Intrinsic Disorder to Order Transitions in the Scaffold Phosphoprotein P from the Respiratory Syncytial Virus RNA Polymerase Complex

NOVAL, M.G.; ESPERANTE, S.; MOLINA, IG; CHEMES L.B.; DE PRAT-GAY G

BIOCHEMISTRY

AMER CHEMICAL SOC

Lugar: Washington; Año: 2016 vol. 55 p. 1441 - 1454

0006-2960

ABSTRACT: Intrinsic disorder is at the center of biochemical regulation and is particularly overrepresented among the often multifunctional viral proteins. Replication and transcription of the respiratory syncytial virus (RSV) relies on a RNA polymerase complex with a phosphoprotein cofactor P as the structural scaffold, which consists of a four-helix bundle tetramerization domain flanked by two domains predicted to be intrinsically disordered. Because intrinsic disorder cannot be reduced to a defined atomic structure, we tackled theexperimental dissection of the disorder−order transitions of P by a domain fragmentation approach.
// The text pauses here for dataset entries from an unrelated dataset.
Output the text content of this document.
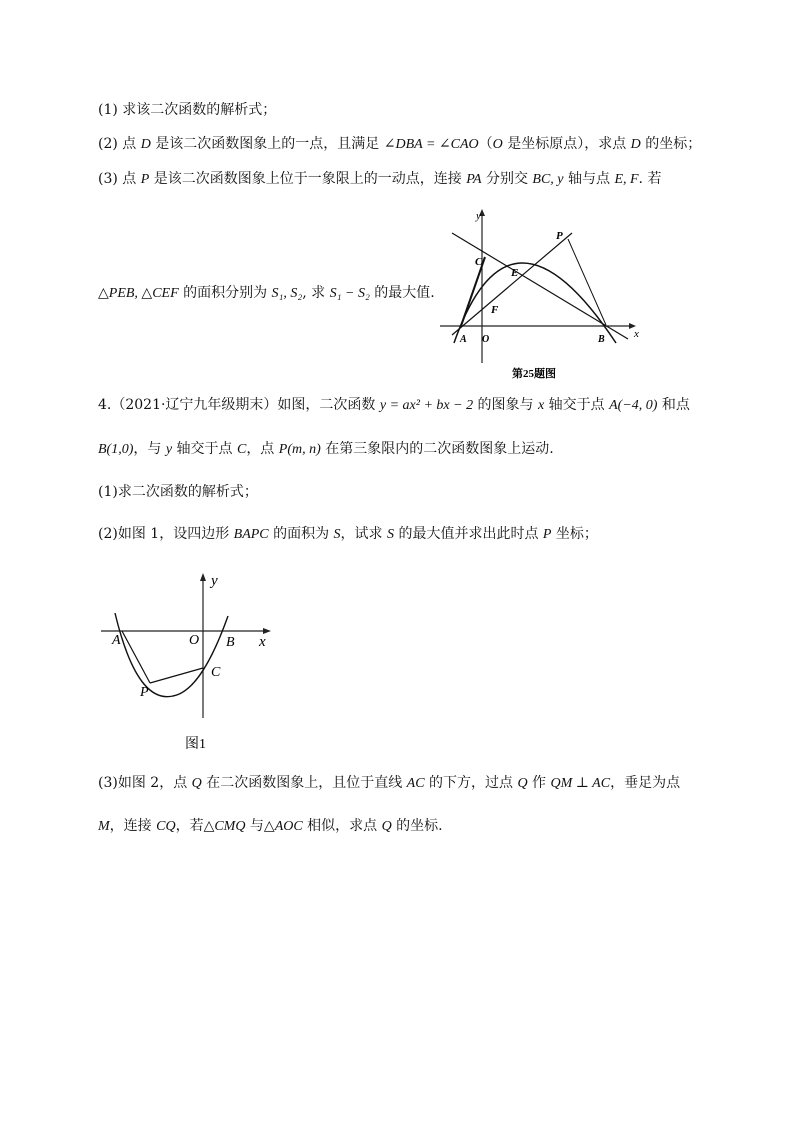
(1) 求该二次函数的解析式；
(2) 点 D 是该二次函数图象上的一点，且满足 ∠DBA = ∠CAO（O 是坐标原点），求点 D 的坐标；
(3) 点 P 是该二次函数图象上位于一象限上的一动点，连接 PA 分别交 BC, y 轴与点 E, F. 若
△PEB, △CEF 的面积分别为 S₁, S₂, 求 S₁ − S₂ 的最大值.
y
x
P
C
E
F
A O	B
第25题图
4.（2021·辽宁九年级期末）如图，二次函数 y = ax² + bx − 2 的图象与 x 轴交于点 A(−4, 0) 和点
B(1,0)，与 y 轴交于点 C，点 P(m, n) 在第三象限内的二次函数图象上运动.
(1)求二次函数的解析式；
(2)如图 1，设四边形 BAPC 的面积为 S，试求 S 的最大值并求出此时点 P 坐标；
y
x
A	O B
C
P
图1
(3)如图 2，点 Q 在二次函数图象上，且位于直线 AC 的下方，过点 Q 作 QM ⊥ AC，垂足为点
M，连接 CQ，若△CMQ 与△AOC 相似，求点 Q 的坐标.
P remains as a tetramer above 70 °C but shows a pronounced reversible secondary structure transition between 10 and 60 °C. While the N-terminal module behaves as a random coil-like IDP in a manner independent of tetramerization, the isolated C-terminal module displays a cooperative and reversible metastable transition. When linked to the tetramerization domain, the C-terminal module becomes markedly more structured and stable, with strong ANS binding. Therefore, the tertiary structure in the C-terminal module is not compact, conferring ?late? molten globule-like IDP properties, stabilized by interactions favored by tetramerization. The presence of a folded structure highly sensitive to temperature, reversibly and almost instantly formed and broken, suggests a temperature sensing activity. The marginal stability allows for exposure of protein binding sites, offering a thermodynamic and kinetic fine-tuning in order−disorder transitions, essential for the assembly and function of the RSV RNA polymerase complex.